A Conversation with Werner Vogels
JG = Jim Gray, WV = Werner Vogels
http://queue.acm.org/detail.cfm?id=1142065
JG: Can you crystallize what you’ve learned from this? If you had to list three to five lessons learned, what would you say?
WV: The first and foremost lesson is a meta-lesson: If applied, strict service orientation is an excellent technique to achieve isolation; you come to a level of ownership and control that was not seen before. A second lesson is probably that by prohibiting direct database access by clients, you can make scaling and reliability improvements to your service state without involving your clients. Other lessons are related to how you access services: If you want to be able to aggregate services easily, if you want to insert advanced infrastructure techniques such as decentralized request routing or distributed request tracking, you need a single unified service-access mechanism.
Another lesson we’ve learned is that it’s not only the technology side that was improved by using services. The development and operational process has greatly benefited from it as well. The services model has been a key enabler in creating teams that can innovate quickly with a strong customer focus. Each service has a team associated with it, and that team is completely responsible for the service—from scoping out the functionality, to architecting it, to building it, and operating it.

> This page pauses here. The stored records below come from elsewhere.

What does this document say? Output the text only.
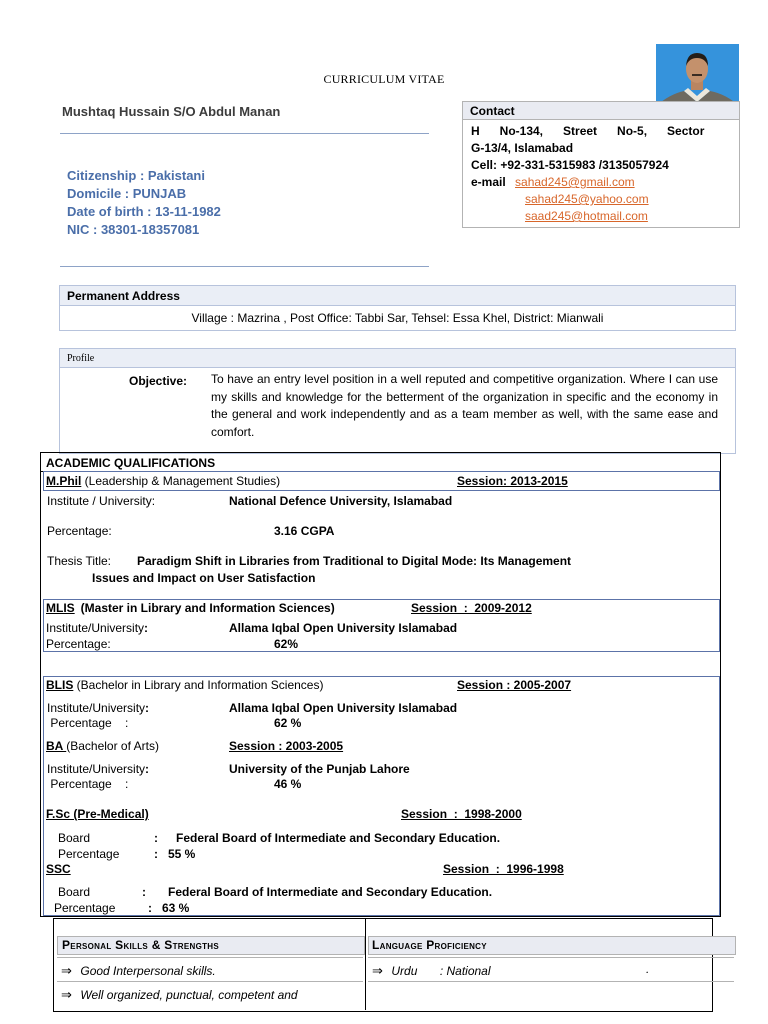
CURRICULUM VITAE
Mushtaq Hussain S/O Abdul Manan
Citizenship : Pakistani
Domicile : PUNJAB
Date of birth : 13-11-1982
NIC : 38301-18357081
Contact
H      No-134,      Street      No-5,      Sector
G-13/4, Islamabad
Cell: +92-331-5315983 /3135057924
e-mail sahad245@gmail.com
sahad245@yahoo.com
saad245@hotmail.com
Permanent Address
Village : Mazrina , Post Office: Tabbi Sar, Tehsel: Essa Khel, District: Mianwali
Profile
Objective: To have an entry level position in a well reputed and competitive organization. Where I can use my skills and knowledge for the betterment of the organization in specific and the economy in the general and work independently and as a team member as well, with the same ease and comfort.
ACADEMIC QUALIFICATIONS
M.Phil (Leadership & Management Studies)	Session: 2013-2015
Institute / University:	National Defence University, Islamabad
Percentage:	3.16 CGPA
Thesis Title: Paradigm Shift in Libraries from Traditional to Digital Mode: Its Management
Issues and Impact on User Satisfaction
MLIS (Master in Library and Information Sciences)	Session  :  2009-2012
Institute/University:	Allama Iqbal Open University Islamabad
Percentage:	62%
BLIS (Bachelor in Library and Information Sciences)	Session : 2005-2007
Institute/University:	Allama Iqbal Open University Islamabad
Percentage    :	62 %
BA (Bachelor of Arts)	Session : 2003-2005
Institute/University:	University of the Punjab Lahore
Percentage    :	46 %
F.Sc (Pre-Medical)	Session  :  1998-2000
Board	: Federal Board of Intermediate and Secondary Education.
Percentage	:   55 %
SSC	Session  :  1996-1998
Board	: Federal Board of Intermediate and Secondary Education.
Percentage	:   63 %
Personal Skills & Strengths	Language Proficiency
⇒ Good Interpersonal skills.
⇒ Well organized, punctual, competent and
⇒ Urdu : National	.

There is another lesson here: Giving developers operational responsibilities has greatly enhanced the quality of the services, both from a customer and a technology point of view. The traditional model is that you take your software to the wall that separates development and operations, and throw it over and then forget about it. Not at Amazon. You build it, you run it. This brings developers into contact with the day-to-day operation of their software. It also brings them into day-to-day contact with the customer. This customer feedback loop is essential for improving the quality of the service.

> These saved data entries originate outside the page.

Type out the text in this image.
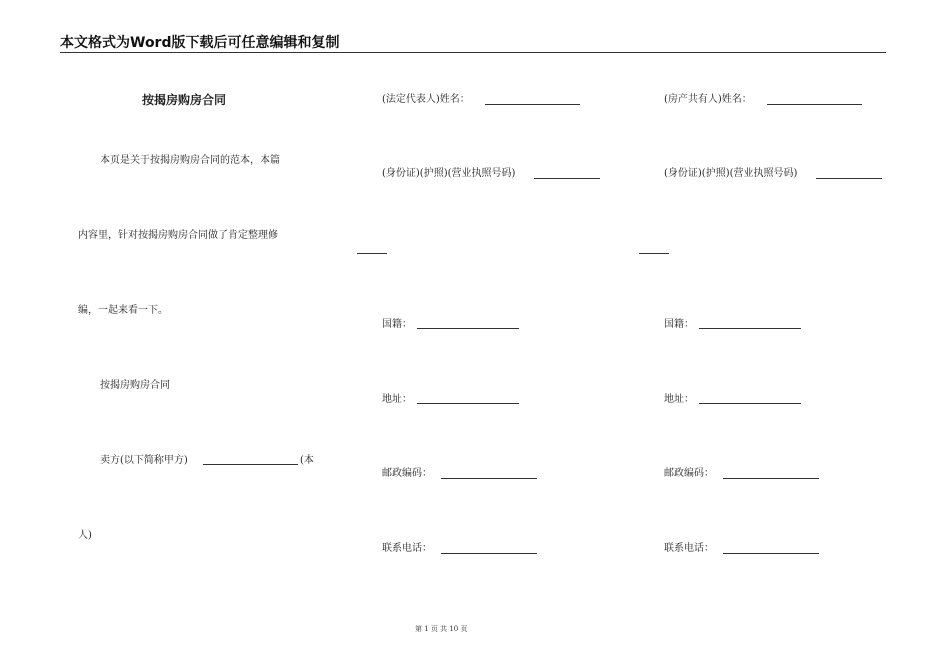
本文格式为Word版下载后可任意编辑和复制
按揭房购房合同
本页是关于按揭房购房合同的范本，本篇
内容里，针对按揭房购房合同做了肯定整理修
编，一起来看一下。
按揭房购房合同
卖方(以下简称甲方)	(本
人)
(法定代表人)姓名：
(身份证)(护照)(营业执照号码)
国籍：
地址：
邮政编码：
联系电话：
(房产共有人)姓名：
(身份证)(护照)(营业执照号码)
国籍：
地址：
邮政编码：
联系电话：
第 1 页 共 10 页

JG: You spend a fair amount of time recruiting. What’s your recruiting strategy? How do you decide if somebody should work at Amazon?
WV: The Amazon development environment requires engineers and architects to be very independent creative thinkers. We are building things that nobody else has done before, so you need to be able to think outside the box. You need to have a strong sense of ownership, because in the small teams in which you will work at Amazon, your colleagues will count on you to pull your weight—especially when it comes to operating the service that you have built. Can you take responsibility for making this the best it can be?
A very important point is whether candidates think the right way about customers and technology. Technology is useless if not used for the greater good of serving the customer. We are a strongly customer-oriented company, and we often use the “working from the customer backwards” approach. This means that in your thought process, you start with the customer and work your way backwards until you have found the simple and minimal technology that you need to satisfy the new customer requirement. It is important that engineers who come to work at Amazon understand that we do not build technology for technology’s sake, but to support the customer.
JG: You spent time at universities. What do you think about what they’re doing now?
WV: Different groups at Amazon interact with academia. Often a service needs to develop new revolutionary technology from scratch, and they will look at who in the research world worked on these topics before and who can help out.
As an example, at the infrastructure level we are building several systems that are a synthesis of some of the very exciting decentralized computing work that has rocked the operating systems and distributed systems world in the past few years. But we are finding that much of the academic technology is just not complete enough to be applied in real-life systems, as incomplete assumptions were often made. This may have been OK in an academic setting as it allowed for technology evaluation in isolation, but it just doesn’t work in real-world engineering. The limitations of the physical world mean you have to work under certain constraints, regardless of how you would like it to be.
This requires us to do a lot of advanced development to fill in the gaps that these research technologies left behind. As a reward for this extra effort, we do end up with technologies that are extremely robust and are simple to deploy and manage.
JG: Can people in academia help Amazon? What would you say about the current university situation?
WV: I realize that it’s hard in academia to do research at the scale of operation that Amazon requires. So we don’t look to academia to solve those challenges for us. We’re building data sets here at Amazon, however, to provide to academics so that we can get interactions going on some of the issues where they can contribute.
We have a number of internships and sabbatical positions where Ph.D. candidates, as well as professors, can spend some time in a very high-tech production environment. I really urge students to take at least one internship in a nonresearch environment, so that they can start to understand what it means to be effective inventors and how to develop technologies that can be used to build production systems. Doing your research at a research lab is certainly fascinating, but I find that the students who have come to Amazon for an internship find it extremely gratifying to be in the loop of building something real.
I have recently seen a few papers of students detailing experiences with building and operating distributed systems in a planet-lab environment. When analyzing the experiences in these papers, the main point appears to be that engineering distributed systems is an art that Ph.D. students in general do not yet possess. And I don’t mean reasoning about hardcore complex technologies—students are very good at that—but building production-style distributed services requires a whole set of different skills that you will never encounter in a lab. These are skills your professor can’t teach you because he or she never worked outside the lab either. If you really want to learn about building complex robust distributed services, an internship at Amazon will definitely give you that.
The same goes for the few professors who have spent some of their sabbaticals at Amazon. It has been eye-opening for them, and we welcome more of them.